The Importance of Training in Each Stage of the Employee Lifecycle
Every job position should be viewed in its entirety, from the hiring process to retirement (or resignation/firing). Organizations must provide the circumstances and resources necessary to develop the knowledge, skills, and abilities of their employees every step of the way. This point of view helps organizations set their employees up for success, and has the added benefit of improving employee retention and engagement.
The Employee LifeCycle
The employee lifecycle is an ongoing process that starts and ends with competent employees in your organization. Training, in one form or another, is essential for every aspect of this lifecycle. Unfortunately, too many organizations view training as isolated events or particular sets of educational materials that are designed with a specific learning goal in mind.
To be most effective, however, your L&D programs need to be re-conceptualized as a continuous process of exploration, discovery, and development, that leads to learning throughout the entire employee lifecycle. Let’s take a look at each stage of this lifecycle, and how training and development can contribute to the success of each one.
Stage 1: Outreach & Pre-Employment
In the outreach and pre-employment stage, training and development can take the following forms:
- Helping candidates understand the 3 R’s of employment: roles, responsibilities, and risks. This can be accomplished through realistic job previews and online simulations of on-the-job experiences.
- Offering internships and pre-employment training.
- Posting job descriptions, along with the company’s mission, vision, and core values on the company’s external website.
Pre-employment orientation and training can be effectively delivered through eLearning, which does not require candidates to physically visit the organization’s facilities. Another key to effective outreach and pre-employment is to involve organizational experts and other stakeholders, who can use their knowledge and expertise to guide the development process.
Stage 2: Recruitment
Once suitable candidates have been located that align with an organization’s vision, mission, and culture, a more specific recruitment process needs to take place. This is all part of your talent management effort, which involves:
- Developing behavior and competency-based interview questions.
- Preparing up-to-date and detailed job descriptions that capture relevant competencies and skills required for specific jobs and/or organizational practices
Effective recruitment will set up potential employees for quick assimilation into their new roles since they will know exactly what to expect.
Stage 3: On-Boarding
On-boarding is far more than merely conducting an employee orientation. It is an entire process by which new employees acquire the skills, knowledge, and behaviors that will permit them to become effective contributors within an organization.
For successful on-boarding of employees, you will need:
- A formal onboarding framework
- Procedures in place that will ensure regular evaluation of onboarding effectiveness
- Oversight of the process, to ensure consistency of your onboarding and training programs
A recent study concluded that employees are 69% more likely to stay with a company for at least three years if they experience great on-boarding. It should start immediately, and provide new hires with multiple sources of information, as well as two-way communication with management.

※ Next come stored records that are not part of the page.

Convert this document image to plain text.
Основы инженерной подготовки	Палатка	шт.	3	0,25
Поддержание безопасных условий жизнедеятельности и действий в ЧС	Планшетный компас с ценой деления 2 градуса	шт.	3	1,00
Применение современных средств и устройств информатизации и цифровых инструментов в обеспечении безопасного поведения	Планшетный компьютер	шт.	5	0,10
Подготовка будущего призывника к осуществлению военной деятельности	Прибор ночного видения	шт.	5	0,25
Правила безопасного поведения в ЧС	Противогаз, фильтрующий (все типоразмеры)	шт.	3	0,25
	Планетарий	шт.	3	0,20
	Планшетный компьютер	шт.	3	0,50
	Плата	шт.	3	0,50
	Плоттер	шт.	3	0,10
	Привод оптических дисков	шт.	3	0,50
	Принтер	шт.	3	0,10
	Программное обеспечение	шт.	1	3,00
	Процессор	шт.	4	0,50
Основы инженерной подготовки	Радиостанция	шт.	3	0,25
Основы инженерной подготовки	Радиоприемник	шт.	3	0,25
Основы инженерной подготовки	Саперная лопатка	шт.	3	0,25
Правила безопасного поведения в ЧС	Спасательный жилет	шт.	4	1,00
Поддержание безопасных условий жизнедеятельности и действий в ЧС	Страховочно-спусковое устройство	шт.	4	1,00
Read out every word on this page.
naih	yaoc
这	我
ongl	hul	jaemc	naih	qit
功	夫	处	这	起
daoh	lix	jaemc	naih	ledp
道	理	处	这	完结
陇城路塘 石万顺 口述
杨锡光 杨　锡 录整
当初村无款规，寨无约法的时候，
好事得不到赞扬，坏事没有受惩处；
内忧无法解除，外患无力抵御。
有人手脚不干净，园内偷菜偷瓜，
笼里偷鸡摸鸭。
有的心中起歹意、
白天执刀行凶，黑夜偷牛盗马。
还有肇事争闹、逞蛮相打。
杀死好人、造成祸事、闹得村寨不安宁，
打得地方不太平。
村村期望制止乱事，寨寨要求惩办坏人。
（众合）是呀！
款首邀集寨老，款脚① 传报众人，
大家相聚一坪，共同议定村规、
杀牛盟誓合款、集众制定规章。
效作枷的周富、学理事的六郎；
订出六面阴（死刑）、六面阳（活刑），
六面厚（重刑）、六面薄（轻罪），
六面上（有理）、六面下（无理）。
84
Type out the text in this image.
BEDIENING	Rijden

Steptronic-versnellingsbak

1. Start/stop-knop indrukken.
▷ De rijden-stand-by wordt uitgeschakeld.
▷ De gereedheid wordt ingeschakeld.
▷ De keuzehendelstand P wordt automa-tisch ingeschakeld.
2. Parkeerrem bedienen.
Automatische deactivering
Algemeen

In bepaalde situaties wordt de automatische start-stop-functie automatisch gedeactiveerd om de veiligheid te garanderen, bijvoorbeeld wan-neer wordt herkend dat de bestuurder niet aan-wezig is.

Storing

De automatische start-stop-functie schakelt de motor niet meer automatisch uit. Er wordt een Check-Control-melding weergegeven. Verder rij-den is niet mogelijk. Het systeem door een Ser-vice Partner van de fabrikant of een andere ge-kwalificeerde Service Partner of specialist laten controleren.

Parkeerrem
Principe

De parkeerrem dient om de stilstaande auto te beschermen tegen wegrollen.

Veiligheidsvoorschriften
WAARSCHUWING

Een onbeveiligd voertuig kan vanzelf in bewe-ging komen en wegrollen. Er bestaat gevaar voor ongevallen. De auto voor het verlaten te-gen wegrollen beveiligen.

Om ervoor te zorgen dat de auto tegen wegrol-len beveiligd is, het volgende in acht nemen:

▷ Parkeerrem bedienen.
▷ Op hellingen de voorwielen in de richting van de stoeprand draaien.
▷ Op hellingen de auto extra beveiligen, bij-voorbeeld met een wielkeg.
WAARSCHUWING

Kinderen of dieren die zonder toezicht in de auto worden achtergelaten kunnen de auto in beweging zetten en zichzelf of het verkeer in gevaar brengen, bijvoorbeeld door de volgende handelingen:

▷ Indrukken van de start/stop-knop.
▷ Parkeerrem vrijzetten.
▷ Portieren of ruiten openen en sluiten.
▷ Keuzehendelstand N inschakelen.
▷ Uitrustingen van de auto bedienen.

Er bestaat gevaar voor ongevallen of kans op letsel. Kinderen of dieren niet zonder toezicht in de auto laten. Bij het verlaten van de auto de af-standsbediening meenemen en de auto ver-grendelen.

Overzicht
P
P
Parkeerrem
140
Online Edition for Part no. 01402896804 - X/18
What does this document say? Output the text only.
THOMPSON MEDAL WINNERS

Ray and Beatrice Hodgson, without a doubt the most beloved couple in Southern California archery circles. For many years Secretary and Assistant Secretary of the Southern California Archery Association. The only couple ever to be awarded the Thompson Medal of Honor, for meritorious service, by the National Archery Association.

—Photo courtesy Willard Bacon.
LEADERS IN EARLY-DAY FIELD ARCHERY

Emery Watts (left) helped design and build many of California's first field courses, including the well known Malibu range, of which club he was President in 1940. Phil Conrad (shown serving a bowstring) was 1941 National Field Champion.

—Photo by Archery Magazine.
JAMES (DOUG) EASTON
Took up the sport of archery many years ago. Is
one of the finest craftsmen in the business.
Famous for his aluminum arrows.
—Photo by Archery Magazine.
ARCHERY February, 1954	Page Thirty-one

Stage 4: Performance Management
Employees will continue to learn, develop, and grow throughout their tenure with your organization. So naturally, it’s important to provide them will tools and resources to support them. These include, but are not limited to:
- Performance goals, evaluations, and assessments
- High potential and high performer programs
- Rotational assignments
- Special projects
- Leadership eLearning development programs
- Mentoring programs
- Succession planning
- Recognition and awards
These activities all support your learning development program and will enhance retention. It is through these activities that companies can begin identifying where they are at risk for the loss of information and experience by identifying employees who possess the most critical knowledge.
Stage 5: Training & Development
Traditional training and development programs will always be an essential component of the employee lifecycle. Developing new skills and abilities, as well as updating existing knowledge will be continuously required just to keep pace with new developments in technology as well as new processes and procedures.
One exciting new development in the area of training and development is the advent of eLearning. This delivery method has freed organizations from the inaccurate belief that learning can only occur in classroom settings when it’s officially administered by Human Resources.
Some of the benefits of eLearning include:
- Consistent distribution of high-quality content
- Anytime, anywhere learning
- Learner-driven and just-in-time lessons
- Simulations, where completing tasks look like the real thing
- Immediate insights, assessments, and feedback
- Resource materials that are available at the point of trial and error
Stage 6: Offboarding
Off-boarding typically consists of exit interviews and evaluations. But before seasoned and experienced employees leave, it is important to put in place mechanisms where they can share or distribute their knowledge, skills, and behaviors with the employees who replace them. This process ultimately mitigates organizational knowledge loss and completes the employee lifecycle, with exiting employees contributing to the development of new employees.
With more and more baby boomers retiring and taking their expertise with them, it is important to systematically capture their knowledge and make it available to new hires. This process should become routine and easy because, without a systematic process to document changes and updates to job tasks, procedures, and processes, there will be no knowledge to transfer.
Continuous Organizational Knowledge
Acquiring and maintaining organizational knowledge is not something that has a beginning and an ending. It is a continuous process. That is why Learning and Development professionals must develop knowledge management strategies and tactics for each aspect of the employee lifecycle.